Esta vez sintió el ruido corto e inequívoco justo después de apoyar la cabeza en la almohada. Suspiró mirando la nada negra que se extendía frente a sus ojos. Le temblaban las manos, sentía la garganta seca. Abrió el cajón de la mesa de luz y sacó un blister de pastillas celestes. Mientras se metía una en la boca trató de pensar en algo que pusiera a la situación en coordenadas racionales, quiso aguzar el oído para definir en su cabeza la dirección, la distancia, el origen de su tortura. Lo único que podía determinarse es que el ruido venía más allá de la puerta del cuarto. Se levantó una vez más pero al llegar a la puerta el ruido se detuvo. "Me estoy volviendo loco", se dijo. Se dejó caer en la cama asumiendo el retorno del ruido como se asume que saldrá el sol en la mañana. "Tengo que pensar en algo, distraerme." Prendió la radio con la desesperación en la punta de los dedos, el ominoso golpeteo se filtraba irreversible entre los compases de las orquestas. Subió el volumen inútilmente. Se levantó y salió a cerrar el pase del agua. "Cómo no se me ocurrió antes". Recorrió su breve casa de jubilado esperando encontrar una fisura en el techo que le pusiera algo de lógica a la situación, pero no encontró nada. Al llegar nuevamente a la puerta del cuarto tuvo miedo de entrar. Se quedó parado en el umbral, cansado, sin sueño y con miedo. Flecos de sudor le corrían por los costados del torso. Fué hasta el sofá y prendió la tv como por inercia. En la pantalla apareció un encorbatado regordete con acento brasilero hablando del poder de cristo para asegurar riqueza. En los otros canales la gente apostaba a derrotar la soledad a través del telechat. Empezó a volverle el sueño. Pensó que estaba siendo irracional, necesitaba dormir, necesitaba acostarse en su cama.

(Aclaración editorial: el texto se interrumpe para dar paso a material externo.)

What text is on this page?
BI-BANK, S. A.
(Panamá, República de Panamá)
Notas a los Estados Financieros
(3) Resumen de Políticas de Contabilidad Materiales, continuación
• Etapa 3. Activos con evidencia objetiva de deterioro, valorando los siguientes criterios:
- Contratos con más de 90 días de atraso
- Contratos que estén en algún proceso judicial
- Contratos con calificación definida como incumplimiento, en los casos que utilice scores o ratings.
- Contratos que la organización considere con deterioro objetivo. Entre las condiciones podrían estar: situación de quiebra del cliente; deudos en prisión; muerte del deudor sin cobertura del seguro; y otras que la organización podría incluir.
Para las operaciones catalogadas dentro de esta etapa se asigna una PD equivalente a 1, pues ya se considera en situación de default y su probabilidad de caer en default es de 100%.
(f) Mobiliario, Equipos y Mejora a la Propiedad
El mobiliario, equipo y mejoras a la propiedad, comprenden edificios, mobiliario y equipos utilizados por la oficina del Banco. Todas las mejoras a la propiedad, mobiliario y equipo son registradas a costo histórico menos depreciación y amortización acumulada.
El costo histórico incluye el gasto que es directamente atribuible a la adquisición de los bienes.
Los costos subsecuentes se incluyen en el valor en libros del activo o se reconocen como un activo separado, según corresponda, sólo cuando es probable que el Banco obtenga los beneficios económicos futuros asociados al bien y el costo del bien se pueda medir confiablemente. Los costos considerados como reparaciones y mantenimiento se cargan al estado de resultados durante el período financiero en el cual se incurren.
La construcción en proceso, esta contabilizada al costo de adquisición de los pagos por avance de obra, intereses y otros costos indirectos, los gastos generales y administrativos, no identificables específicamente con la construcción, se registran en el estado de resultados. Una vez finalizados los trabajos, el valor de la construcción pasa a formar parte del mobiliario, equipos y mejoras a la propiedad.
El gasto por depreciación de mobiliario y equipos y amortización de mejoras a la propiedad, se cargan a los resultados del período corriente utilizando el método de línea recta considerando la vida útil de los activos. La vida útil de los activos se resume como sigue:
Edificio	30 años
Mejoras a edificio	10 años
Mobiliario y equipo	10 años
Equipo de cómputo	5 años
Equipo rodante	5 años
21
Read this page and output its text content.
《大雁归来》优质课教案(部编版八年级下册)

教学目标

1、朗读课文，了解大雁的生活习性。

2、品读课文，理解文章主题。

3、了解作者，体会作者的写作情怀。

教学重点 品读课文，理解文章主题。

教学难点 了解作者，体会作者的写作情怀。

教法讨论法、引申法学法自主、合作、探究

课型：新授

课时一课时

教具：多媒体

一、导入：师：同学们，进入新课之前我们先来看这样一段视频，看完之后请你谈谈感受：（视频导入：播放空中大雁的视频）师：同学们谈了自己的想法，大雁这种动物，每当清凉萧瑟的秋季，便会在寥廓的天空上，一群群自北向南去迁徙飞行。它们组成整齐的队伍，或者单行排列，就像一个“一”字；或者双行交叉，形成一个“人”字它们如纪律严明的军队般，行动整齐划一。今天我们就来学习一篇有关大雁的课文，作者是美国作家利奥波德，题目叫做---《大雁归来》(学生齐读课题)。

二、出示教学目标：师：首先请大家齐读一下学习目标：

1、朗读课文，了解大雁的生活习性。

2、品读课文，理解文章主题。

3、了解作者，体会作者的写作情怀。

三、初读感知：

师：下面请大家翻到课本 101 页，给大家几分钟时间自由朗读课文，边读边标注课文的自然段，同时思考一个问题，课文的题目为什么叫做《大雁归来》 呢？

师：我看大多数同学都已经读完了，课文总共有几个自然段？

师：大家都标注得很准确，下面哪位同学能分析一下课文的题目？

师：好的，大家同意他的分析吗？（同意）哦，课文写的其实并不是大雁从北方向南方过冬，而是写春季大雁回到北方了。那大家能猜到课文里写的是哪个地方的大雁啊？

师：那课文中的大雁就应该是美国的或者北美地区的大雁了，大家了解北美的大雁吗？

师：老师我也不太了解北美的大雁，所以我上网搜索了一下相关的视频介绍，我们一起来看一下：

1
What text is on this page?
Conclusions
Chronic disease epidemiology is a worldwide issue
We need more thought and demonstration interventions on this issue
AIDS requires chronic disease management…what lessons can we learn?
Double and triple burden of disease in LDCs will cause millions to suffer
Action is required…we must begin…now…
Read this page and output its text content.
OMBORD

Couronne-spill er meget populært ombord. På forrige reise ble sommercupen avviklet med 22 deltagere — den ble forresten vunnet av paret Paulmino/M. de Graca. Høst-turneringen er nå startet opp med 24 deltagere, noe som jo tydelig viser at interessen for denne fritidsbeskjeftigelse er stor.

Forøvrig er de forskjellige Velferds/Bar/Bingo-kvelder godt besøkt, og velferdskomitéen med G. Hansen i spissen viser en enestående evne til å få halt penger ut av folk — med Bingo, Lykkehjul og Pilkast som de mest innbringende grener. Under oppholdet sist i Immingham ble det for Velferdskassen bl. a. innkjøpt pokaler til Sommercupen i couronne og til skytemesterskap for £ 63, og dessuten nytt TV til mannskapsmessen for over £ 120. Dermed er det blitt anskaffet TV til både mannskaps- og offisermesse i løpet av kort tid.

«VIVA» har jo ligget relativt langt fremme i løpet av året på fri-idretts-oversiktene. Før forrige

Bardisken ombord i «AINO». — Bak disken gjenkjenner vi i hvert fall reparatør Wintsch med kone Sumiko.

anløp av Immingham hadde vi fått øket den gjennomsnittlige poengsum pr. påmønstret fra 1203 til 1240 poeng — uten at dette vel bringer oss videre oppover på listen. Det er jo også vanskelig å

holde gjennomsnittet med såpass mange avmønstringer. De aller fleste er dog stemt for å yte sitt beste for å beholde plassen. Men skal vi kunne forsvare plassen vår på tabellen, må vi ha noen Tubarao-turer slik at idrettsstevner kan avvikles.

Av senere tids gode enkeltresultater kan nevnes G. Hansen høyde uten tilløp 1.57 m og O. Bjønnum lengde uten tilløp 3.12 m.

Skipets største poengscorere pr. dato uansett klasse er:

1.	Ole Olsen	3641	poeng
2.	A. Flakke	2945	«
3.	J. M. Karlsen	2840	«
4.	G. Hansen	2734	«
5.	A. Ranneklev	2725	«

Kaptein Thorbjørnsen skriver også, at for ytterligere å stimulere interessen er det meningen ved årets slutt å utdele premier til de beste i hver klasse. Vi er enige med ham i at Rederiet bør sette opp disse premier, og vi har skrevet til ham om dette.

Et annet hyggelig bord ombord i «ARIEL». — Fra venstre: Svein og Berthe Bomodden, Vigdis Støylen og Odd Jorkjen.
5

Apoyó la cabeza en la almohada con avidez, se vió a si mismo en su mente cayendo en cámara lenta sobre las sábanas. Esta vez recibió el goteo con una sonrisa inmóvil y amarga. No quiso pensar en nada, no intentó levantarse, simplemene dejó que las gotas cayeran, se rompieran y se desparramaran. Sintió que el sonido crecía y se extendía rodeándolo, el golpe acompasado se cernía un instante, burlón, inclinándose hacia él, midiéndolo, creciendo en el silencio hasta golpear finalmente entre las rocas desgastadas de su pecho.
Lo encontró un vecino al otro día. Tenía una llave inglesa oprimida entre los dedos agarrotados de una mano, y a los pies de la cama las canillas de la casa reunidas, mudas, ya desangradas de sus últimas lágrimas.